The opening of new "saunas" on a main road nearby and a combined effort by police and residents of an adjoining neighborhood to drive prostitution out of their area. As we started to organize and grope for a solution to the problem, we came to several conclusions.

The first conclusion was that attacking the already vulnerable and suffering women in prostitution was not only cruel and unfair but also completely ineffective. It amounts to a game of chess in which you attack only your opponent’s pawns. The pimps have an endless supply of pawns that they are happy to sacrifice, and these pawns are made of flesh and blood and soul. We made up our minds that we would interfere with the actions of pimps and johns while offering whatever help and friendship we could to prostitutes themselves. We also decided to continually seek the guidance of Minneapolis prostitute-advocacy groups PRIDE and WHISPER.

The other conclusion was that the NIMBY (Not In My Back Yard) approach would be fruitless and shortsighted. We could see that we would get no long-term relief by pushing prostitution from neighborhood to neighborhood. We committed ourselves to sharing our efforts and experience with other neighborhoods afflicted by prostitution..

Back at the protest, my neighbor’s girls are shaken but uncowed by their experience. They find themselves engaged in an angry debate with a well-known, convicted Twin Cities "madam" who has come to stage a counter-protest. She tells the girls that they are "not very bright" to have attempted the one-block walk home and that they really ought to be living in a better neighborhood. Blaming the victim is a reflex action in this trade, whether the victim is in or out of prostitution.

My neighbor can’t help but think of the other girls we’ve met on this spot in the past: the pair of naive thirteen or-fourteen-year-olds that she spoke with through the sauna door one night, or the hardened and bitter fourteen-year-old that her husband and the police found working in the sauna—alone in the building, scantily-clad and vulnerable. This happened at a time when some people in the police vice squad were assuring us that "there is no teen prostitution" in the city.

We did run into resistance from some quarters of city government early on: the city councilman who told us he had "better things to do than chase our little whorehouse around;" the city attorney who called us "busybodies" with "too much time on their hands;" the police officer who ordered me off the public sidewalk in front of the sauna, saying "get your ass out of here or I’ll come back and put you in jail." Since then, we’ve found many public officials willing to work hard to help us. Police watch over our protests to ensure our safety. Our police/community liaison teams have been tireless in their efforts. And a roster of new city council members have been dynamic in their support.

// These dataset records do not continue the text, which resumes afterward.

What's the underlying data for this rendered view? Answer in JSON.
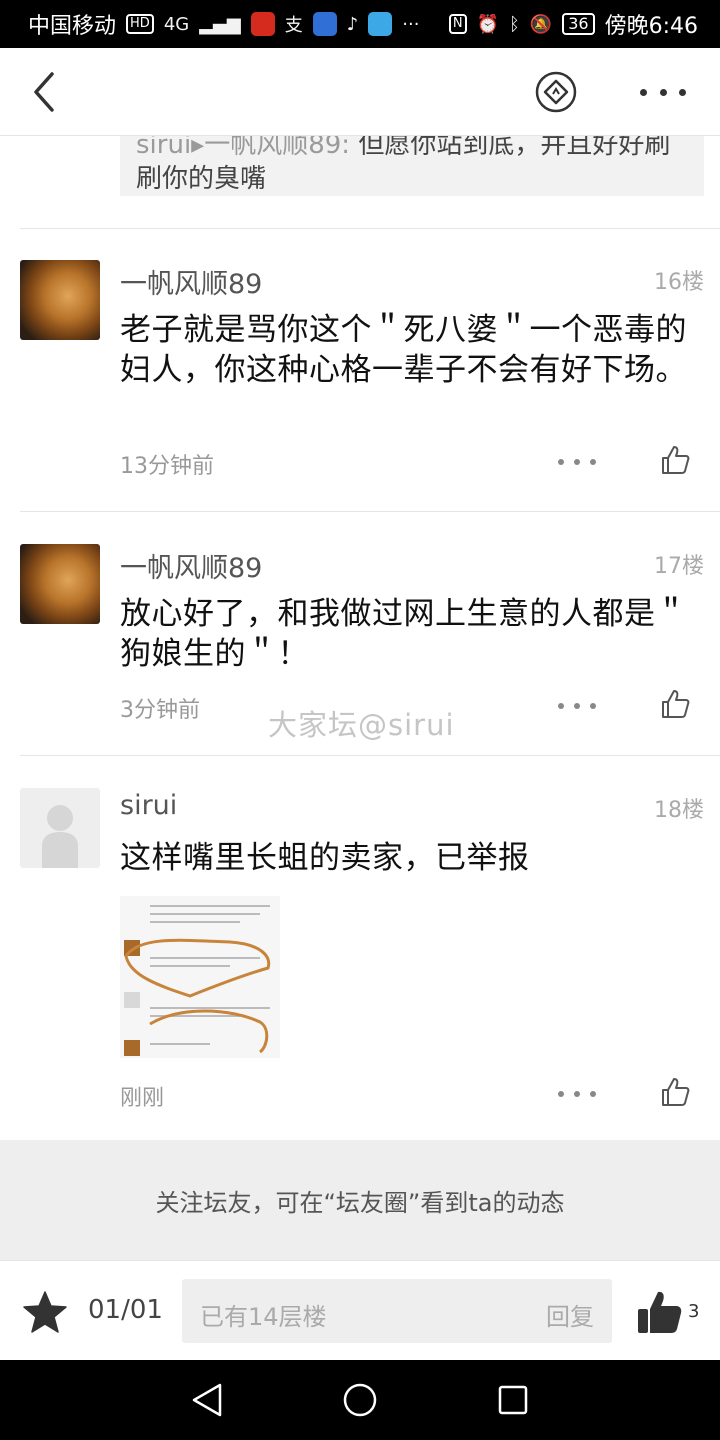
{
  "status_bar": {
    "carrier": "中国移动",
    "network": "4G",
    "hd": "HD",
    "nfc": "N",
    "battery": "36",
    "time": "傍晚6:46",
    "more": "···"
  },
  "quote": {
    "user": "sirui▸一帆风顺89:",
    "text": "但愿你站到底，并且好好刷刷你的臭嘴"
  },
  "posts": [
    {
      "username": "一帆风顺89",
      "floor": "16楼",
      "text": "老子就是骂你这个＂死八婆＂一个恶毒的妇人，你这种心格一辈子不会有好下场。",
      "time": "13分钟前"
    },
    {
      "username": "一帆风顺89",
      "floor": "17楼",
      "text": "放心好了，和我做过网上生意的人都是＂狗娘生的＂！",
      "time": "3分钟前"
    },
    {
      "username": "sirui",
      "floor": "18楼",
      "text": "这样嘴里长蛆的卖家，已举报",
      "time": "刚刚"
    }
  ],
  "watermark": "大家坛@sirui",
  "follow_banner": "关注坛友，可在“坛友圈”看到ta的动态",
  "bottom_bar": {
    "page": "01/01",
    "reply_placeholder": "已有14层楼",
    "reply_label": "回复",
    "like_count": "3"
  },
  "colors": {
    "accent": "#333333",
    "banner_bg": "#eeeeee"
  }
}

One councilwoman took on the task of personally watching over the prosecution of the saunas by the city attorney’s office to make certain that their efforts didn’t flag during the long and arduous process. Along with a fellow councilman, she drafted and passed a new ordinance she hopes will cut through ‘the masses of red tape that hinder the prosecution of a brothel.

Where a year ago three "saunas" stood, we now have none. What we are left with is massive street prostitution and its fallout: the intense drug activity and crime that result from the flesh trade, and the cruelty and degradation that is heaped onto prostituted women—which overflows onto us.

So what’s next? This year we’ll work to eliminate street prostitution in our area through the "Flush The Johns" campaign. We’ll work with any neighborhoods beset by prostitution, helping to guide them past the many stumbling blocks that we’ve encountered along the way. We’ll work to educate the public about the vicious realities of the prostitution trade.

Education of youth is especially important. We’re co-sponsoring a program to enlist high school students in designing billboards to warn johns that they won’t be tolerated in our neighborhoods.

And in the long run? I think we may be able to play a part in what I see as an emerging trend, which is for citizen’s groups like ours to turn away from the persecution of those trapped in prostitution and instead bring pimps and johns to account for the damage they do.